Gone too soon

June 4, 2024 to December 2024

Des pavots violets faits de papier avec des noms et des messages écrits par des membres de la communauté ou de la famille de personne décédées après avoir consommé des drogues empoisonnées. Partially obscured.

MCDP, Linsday Affleck

Event details

Cost:
This space is free to access.
Location:
The Forks North Portage Partnership Classroom Lobby
Schedule:

June 4, 2024 to December 2024

Gone too soon will be open to the public starting June 4, 2024, in the Community Corridor at the Canadian Museum for Human Rights.

The Community Corridor is located in The Forks North Portage Partnership Classroom Lobby on the Main Level and can be viewed free of charge during the Museum’s hours of operation.

Arlene Last‐Kolb and Janis Gillam, two mothers who lost their children, explain the significance of Gone Too Soon.

This work honours those gone too soon from a poisoned drug supply.

On the poppy petals, you will find messages written by community to their loved ones. They were made at a national harm reduction conference in November 2022 held in Manitoba, with more created in April 2024 at the Annual Planning Meeting for the Winnipeg Harm Reduction Network.

The poppies have been placed in the form of a flowing river. This river of poppies represents the many thousands of people who have died too soon.

From 2016 to 2023, 42,494 individuals are known to have died from opioid toxicity deaths in Canada. Their rights to life and security of person were not protected.

People who use drugs are entitled to basic human rights and dignity. Substance use is a public health matter, not a moral failing. However, stigmatization, inadequate access to healthcare and systemic mistreatment persist. Advocacy for proven harm reduction methods, like safe supply initiatives and decriminalization, is imperative. Preventable deaths continue to rise in Canada, highlighting government inaction.

This river of poppies is not just a tribute to those who are gone too soon. It sends a clear message to governments and policy makers that we must have a safe supply for everyone. These deaths are preventable, and our loved ones deserved better.

Their memory endures, guiding our path forward.

THEY ARE MISSED.

About the creators 

Arlene Last‐ Kolb

Arlene Last‐Kolb is a mother and activist. She co‐founded Overdose Awareness Manitoba and is currently an advocate for Moms Stop the Harm. 

On July 18, 2014, Arlene’s son Jessie died from fentanyl overdose poisoning.

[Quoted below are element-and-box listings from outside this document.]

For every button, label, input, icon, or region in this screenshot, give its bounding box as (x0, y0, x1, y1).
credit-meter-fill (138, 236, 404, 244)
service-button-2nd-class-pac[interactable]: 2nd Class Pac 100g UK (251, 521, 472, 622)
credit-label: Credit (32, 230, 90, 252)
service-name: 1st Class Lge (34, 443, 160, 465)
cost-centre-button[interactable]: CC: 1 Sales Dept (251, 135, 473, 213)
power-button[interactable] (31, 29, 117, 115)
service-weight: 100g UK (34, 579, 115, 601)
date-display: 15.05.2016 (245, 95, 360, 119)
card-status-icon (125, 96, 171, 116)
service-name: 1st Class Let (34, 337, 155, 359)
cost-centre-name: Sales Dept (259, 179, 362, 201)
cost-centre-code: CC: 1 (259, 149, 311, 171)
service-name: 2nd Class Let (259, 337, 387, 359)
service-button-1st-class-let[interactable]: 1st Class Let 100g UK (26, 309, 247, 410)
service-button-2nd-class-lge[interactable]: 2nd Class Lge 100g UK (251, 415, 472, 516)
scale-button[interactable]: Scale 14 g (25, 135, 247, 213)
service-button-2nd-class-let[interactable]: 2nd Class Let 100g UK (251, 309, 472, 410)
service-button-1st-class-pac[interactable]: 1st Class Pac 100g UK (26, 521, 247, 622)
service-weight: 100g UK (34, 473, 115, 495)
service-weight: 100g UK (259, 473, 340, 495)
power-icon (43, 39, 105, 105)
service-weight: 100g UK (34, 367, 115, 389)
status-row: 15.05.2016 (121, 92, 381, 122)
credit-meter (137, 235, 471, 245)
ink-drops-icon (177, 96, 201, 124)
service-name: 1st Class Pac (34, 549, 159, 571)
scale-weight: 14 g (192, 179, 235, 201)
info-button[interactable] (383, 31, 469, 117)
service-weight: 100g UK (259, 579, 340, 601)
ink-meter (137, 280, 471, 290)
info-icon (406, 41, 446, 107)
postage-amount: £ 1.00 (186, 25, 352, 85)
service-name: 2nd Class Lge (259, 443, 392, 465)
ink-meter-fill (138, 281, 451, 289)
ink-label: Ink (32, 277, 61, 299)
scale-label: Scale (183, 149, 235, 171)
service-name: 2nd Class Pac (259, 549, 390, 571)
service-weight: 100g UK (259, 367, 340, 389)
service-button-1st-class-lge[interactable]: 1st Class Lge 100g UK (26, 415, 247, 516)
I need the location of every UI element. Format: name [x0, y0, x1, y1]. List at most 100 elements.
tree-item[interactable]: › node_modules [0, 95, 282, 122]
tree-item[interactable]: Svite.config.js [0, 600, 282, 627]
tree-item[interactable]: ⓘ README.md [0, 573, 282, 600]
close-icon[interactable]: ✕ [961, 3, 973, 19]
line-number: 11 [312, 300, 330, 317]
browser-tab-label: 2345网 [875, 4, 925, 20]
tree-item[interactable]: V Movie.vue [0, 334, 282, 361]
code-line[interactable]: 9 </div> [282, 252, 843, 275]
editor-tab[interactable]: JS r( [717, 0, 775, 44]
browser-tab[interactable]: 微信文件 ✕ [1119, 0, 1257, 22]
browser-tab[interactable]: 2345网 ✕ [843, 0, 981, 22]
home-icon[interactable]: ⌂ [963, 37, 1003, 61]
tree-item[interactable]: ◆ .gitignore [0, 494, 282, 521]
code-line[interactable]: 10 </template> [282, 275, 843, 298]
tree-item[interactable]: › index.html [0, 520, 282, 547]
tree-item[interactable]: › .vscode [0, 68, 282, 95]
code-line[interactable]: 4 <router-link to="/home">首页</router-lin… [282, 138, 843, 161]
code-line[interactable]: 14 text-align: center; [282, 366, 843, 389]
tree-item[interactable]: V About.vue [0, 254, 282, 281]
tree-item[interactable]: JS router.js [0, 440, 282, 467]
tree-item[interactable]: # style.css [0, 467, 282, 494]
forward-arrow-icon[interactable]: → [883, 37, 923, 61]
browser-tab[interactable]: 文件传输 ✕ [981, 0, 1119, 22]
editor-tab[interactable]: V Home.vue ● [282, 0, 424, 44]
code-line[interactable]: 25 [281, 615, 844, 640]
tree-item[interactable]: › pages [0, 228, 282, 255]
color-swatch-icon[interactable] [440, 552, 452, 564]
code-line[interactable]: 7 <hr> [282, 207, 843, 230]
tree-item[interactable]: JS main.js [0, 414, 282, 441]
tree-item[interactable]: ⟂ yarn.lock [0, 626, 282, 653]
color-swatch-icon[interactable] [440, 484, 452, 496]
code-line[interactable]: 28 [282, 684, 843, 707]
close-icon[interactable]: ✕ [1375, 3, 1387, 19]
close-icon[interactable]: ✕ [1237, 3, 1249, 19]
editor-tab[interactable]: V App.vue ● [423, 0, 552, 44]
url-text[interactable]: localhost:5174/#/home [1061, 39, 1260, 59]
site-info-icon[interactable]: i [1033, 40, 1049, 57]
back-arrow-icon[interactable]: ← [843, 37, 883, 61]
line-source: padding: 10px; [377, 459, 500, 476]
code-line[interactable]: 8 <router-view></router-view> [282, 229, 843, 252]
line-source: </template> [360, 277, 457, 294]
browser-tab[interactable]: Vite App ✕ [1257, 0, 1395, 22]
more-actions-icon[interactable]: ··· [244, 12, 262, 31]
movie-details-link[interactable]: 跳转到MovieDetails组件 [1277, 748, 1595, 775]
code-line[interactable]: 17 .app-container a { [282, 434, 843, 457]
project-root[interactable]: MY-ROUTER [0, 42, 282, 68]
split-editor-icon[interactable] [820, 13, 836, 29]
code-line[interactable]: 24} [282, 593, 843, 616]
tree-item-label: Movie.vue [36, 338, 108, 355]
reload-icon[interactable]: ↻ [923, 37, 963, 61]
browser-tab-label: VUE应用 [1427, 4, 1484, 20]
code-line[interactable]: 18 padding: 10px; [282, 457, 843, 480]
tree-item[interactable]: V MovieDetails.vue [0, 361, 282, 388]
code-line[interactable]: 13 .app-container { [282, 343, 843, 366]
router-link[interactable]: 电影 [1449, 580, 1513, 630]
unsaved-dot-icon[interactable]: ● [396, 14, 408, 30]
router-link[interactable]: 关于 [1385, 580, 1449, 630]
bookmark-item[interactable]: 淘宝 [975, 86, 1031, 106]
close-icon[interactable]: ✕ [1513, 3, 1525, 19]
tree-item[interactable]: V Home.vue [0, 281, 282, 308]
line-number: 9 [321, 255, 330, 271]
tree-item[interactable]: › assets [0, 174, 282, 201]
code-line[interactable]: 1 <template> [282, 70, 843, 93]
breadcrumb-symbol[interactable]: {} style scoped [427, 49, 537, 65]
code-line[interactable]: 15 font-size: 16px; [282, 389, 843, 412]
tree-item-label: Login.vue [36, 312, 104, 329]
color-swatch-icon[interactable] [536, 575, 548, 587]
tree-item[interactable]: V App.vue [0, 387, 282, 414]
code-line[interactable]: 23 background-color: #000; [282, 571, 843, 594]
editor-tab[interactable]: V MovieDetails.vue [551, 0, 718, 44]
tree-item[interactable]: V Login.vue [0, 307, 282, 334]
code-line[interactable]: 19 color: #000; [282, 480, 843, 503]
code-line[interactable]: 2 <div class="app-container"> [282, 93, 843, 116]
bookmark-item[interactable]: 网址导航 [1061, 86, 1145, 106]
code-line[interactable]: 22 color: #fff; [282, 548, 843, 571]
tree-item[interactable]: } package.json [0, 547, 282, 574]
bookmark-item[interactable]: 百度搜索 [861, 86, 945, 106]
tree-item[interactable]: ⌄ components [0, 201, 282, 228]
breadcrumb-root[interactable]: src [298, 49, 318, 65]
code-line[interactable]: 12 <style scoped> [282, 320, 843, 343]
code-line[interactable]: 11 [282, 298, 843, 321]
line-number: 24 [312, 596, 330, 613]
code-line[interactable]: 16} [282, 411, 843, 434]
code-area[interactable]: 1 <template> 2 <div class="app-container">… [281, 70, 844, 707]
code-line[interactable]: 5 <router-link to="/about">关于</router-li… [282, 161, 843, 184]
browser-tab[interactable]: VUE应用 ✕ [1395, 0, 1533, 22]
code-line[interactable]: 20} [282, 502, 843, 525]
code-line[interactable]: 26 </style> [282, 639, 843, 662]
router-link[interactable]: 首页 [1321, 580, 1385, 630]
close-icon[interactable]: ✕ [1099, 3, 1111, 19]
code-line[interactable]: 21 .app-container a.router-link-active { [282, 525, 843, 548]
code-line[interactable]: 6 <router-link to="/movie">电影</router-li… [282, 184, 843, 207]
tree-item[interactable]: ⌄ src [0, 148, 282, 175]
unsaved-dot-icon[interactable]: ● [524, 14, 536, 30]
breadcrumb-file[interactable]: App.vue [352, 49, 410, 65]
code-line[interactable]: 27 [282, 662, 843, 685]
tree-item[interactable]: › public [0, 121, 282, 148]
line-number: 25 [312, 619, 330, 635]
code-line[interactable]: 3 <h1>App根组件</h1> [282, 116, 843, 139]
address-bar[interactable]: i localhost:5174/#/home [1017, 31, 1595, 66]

Jessie was only 24. All of her hopes and dreams for a beautiful son were gone and her life took on a very different path. 

Following her son’s death, Arlene’s life became about fighting for her son’s rights and soon, for every person’s human rights as hundreds more loved ones died in Manitoba. 

Arlene advocates for the rights of people who use or try drugs to have a safer supply to help prevent toxic street supply‐induced overdose deaths. 

How many more must die? What is an unacceptable number? 

For a mother, it is one. 

Janis Gillam

Janis Gillam’s daughter Phoebe died on July 26, 2020 from fentanyl poisoning. She was only 31 years old. 

From that moment, Janis lived every parent’s worst nightmare, the death of a child. In the aftermath, she began advocating for safe supply, harm reduction and to end stigma surrounding substance use. Janis fights for the end of judgement, shame, punishment and denial of human rights for those living with addictions. This is what Phoebe needed, wanted and deserved. Janis believes we need to act today so that people do not die tomorrow.

Today, Janis and her husband Peter are raising their grandson Jaxon. He is the last gift Phoebe gave them; a beautiful reminder that she once lived.